Herausgekommen ist ein Positionspapier, das Ende November intensiv im Bundesvorstand kommentiert und diskutiert worden ist. Auch wenn, wie Jan R. Krause, der in Bochum Architekturvermittlung lehrt, in einem kommentierenden Vortrag auseinandersetzte, noch einzelne Punkte klärungs- und präzisionsbedürftig seien, scheinen die Weichen grundsätzlich richtig gestellt. Mit dem Papier in progress will sich der BDA dafür einsetzen, dass die junge Architektengeneration eine größere Chance als bisher erhält, eigene Ideen und eigene Wertvorstellungen in die baukulturelle Debatte einzubringen, weil er sich davon verspricht, dem Diskurs über Baukultur „Belebung und Bereicherung“ zuzuführen.

Das Papier trägt der Glaube, dass mit dem Engagement junger Architekten ein von idealistischen Zielen bestimmtes Weiterdenken und Weiterbauen unserer Städte verbunden sei. Darin wiederum lebe die sinnstiftende Idee des BDA fort, sich für gute Architektur und Stadtplanung einzusetzen. Zugleich formuliert die Arbeitsgruppe die Idee, durch Angebote und Formate, die für junge Kollegen interessant sind, sich selbst neue Inhalte zu erschließen und Ansichten und Haltungen junger Architekturbüros kennenzulernen.

Die erste Hoffnung, junge Architekten für den BDA zu begeistern, setzt die AG in eine „pluralistische Diskurskultur“, die die Chancenlosigkeit junger Architekten auf dem Markt ausgleichen soll. Um die öffentliche und fachliche Wahrnehmung zu steigern, könnte der BDA „als Initiator und Träger eines kreativen Prozesses zum gemeinsamen Suchen nach Antworten beitragen. Derartige Foren sollten inhaltlich offen für Themen und Fragestellungen der jungen Architektengeneration sein und ihnen die Möglichkeit eröffnen, ihre Positionen fachlich einzubringen und öffentlich zu vertreten.“ Hierfür, so formuliert das Papier, „ist eine Offenheit und Beweglichkeit des BDA auf allen Ebenen gefragt, um Ideen und Ansichten junger Kollegen ein Forum zu bieten, das zugleich inspirierend für den BDA wirkt.“

Die zweite Hoffnung liegt in der Attraktivität tradierter Werte: Das Arbeitspapier legt dar, dass die moralischen Kategorien Integrität, Ernsthaftigkeit, Qualität, Kollegialität und Solidarität in der momentanen Architekturlandschaft immer schwerer zu finden und deshalb sehr geschätzt werden.

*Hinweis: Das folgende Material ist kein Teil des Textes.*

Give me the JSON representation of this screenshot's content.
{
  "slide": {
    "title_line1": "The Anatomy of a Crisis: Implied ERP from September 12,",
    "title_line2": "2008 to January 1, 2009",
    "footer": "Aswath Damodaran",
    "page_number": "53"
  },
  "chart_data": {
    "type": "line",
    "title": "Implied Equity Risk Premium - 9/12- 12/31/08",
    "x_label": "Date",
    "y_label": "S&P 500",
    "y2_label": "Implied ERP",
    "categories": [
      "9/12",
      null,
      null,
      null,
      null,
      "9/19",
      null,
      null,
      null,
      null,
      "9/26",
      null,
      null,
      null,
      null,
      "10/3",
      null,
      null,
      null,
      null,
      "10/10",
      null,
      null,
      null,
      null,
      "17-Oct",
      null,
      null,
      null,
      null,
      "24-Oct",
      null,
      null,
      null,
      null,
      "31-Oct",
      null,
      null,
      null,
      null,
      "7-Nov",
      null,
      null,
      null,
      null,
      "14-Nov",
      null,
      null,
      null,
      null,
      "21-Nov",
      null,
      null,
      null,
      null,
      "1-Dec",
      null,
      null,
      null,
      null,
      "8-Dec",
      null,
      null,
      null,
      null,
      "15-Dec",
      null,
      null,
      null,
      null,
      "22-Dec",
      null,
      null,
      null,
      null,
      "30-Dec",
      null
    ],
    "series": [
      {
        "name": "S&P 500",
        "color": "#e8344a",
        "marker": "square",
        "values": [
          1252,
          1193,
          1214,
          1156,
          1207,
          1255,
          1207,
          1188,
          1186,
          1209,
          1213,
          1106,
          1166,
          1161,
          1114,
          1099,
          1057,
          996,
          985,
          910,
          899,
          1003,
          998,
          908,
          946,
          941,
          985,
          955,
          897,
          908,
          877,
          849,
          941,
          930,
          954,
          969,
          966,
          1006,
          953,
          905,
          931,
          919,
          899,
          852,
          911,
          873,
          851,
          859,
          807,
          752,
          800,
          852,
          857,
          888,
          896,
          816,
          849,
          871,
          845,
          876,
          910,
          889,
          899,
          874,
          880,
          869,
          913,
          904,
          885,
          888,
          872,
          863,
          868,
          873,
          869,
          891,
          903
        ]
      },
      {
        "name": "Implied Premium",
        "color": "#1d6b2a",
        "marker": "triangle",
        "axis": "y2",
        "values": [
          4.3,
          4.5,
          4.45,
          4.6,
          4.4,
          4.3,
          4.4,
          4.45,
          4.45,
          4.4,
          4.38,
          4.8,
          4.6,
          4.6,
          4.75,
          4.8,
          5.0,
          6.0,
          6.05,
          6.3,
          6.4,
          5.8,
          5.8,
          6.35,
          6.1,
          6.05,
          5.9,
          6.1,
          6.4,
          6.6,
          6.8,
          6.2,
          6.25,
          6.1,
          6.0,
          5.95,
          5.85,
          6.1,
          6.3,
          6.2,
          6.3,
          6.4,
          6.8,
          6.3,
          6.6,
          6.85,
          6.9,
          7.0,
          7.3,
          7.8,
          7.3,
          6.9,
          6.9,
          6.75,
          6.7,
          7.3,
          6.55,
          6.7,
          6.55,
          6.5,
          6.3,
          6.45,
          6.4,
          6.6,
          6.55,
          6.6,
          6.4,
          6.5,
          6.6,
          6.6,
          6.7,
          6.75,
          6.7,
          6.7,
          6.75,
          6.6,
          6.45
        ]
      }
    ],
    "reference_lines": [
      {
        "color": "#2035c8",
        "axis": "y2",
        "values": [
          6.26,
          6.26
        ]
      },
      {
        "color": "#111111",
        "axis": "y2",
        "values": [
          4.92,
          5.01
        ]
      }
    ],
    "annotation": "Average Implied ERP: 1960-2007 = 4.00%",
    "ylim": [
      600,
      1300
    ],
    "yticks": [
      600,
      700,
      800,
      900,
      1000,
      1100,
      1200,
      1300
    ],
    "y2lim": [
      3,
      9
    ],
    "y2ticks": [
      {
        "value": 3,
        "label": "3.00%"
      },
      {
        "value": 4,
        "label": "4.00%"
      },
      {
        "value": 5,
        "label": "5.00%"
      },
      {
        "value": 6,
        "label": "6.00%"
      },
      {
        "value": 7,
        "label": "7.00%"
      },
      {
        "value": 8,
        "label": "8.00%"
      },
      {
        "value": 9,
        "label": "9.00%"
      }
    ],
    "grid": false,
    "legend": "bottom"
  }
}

Der BDA bietet sich gewissermaßen als eine neue, offene und unter dem gleichen Erfahrungshorizont solidarische „Wertegemeinschaft“ an. Die hohe Diskursqualität zwischen Kollegen und innerhalb des gesamten Bundes könne genutzt werden, „um im Austausch von Wertvorstellungen zwischen unterschiedlichen Generationen die Tradition des BDA weiterzutragen“.

Die dritte Hoffnung liegt in der Figuration eines Netzwerks, das die restriktiven Zugangsbeschränkungen bei Wettbewerbs- und Vergabeverfahren durch Kooperationen in Bewerbungs- und Planungsphasen mit größeren und erfahreneren Architektenbüros unterläuft. Der BDA könnte beim Zusammenstellen solcher Partnerschaften behilflich sein. Der Bundesvorstand diskutierte in diesem Zusammenhang ein Mentorenmodell für junge Architekten, das Jan Krause ins Gespräch gebracht hatte.

Die vierte und letzte Hoffnung setzt das Papier auf die öffentliche Wertschätzung, die der BDA als Gesprächspartner bei Politik und Verwaltung in Bund, Ländern und Kommunen genießt. Um diese Position zu halten und auszubauen, müssten Wertschätzung und fachliche Akzeptanz immer wieder neu begründet werden. Um zementierte Auffassungen und manifestierte Sehgewohnheiten aufzubrechen und neue Handlungsfelder zu erschließen, könnten gerade junge Architekten wichtige Impulse geben.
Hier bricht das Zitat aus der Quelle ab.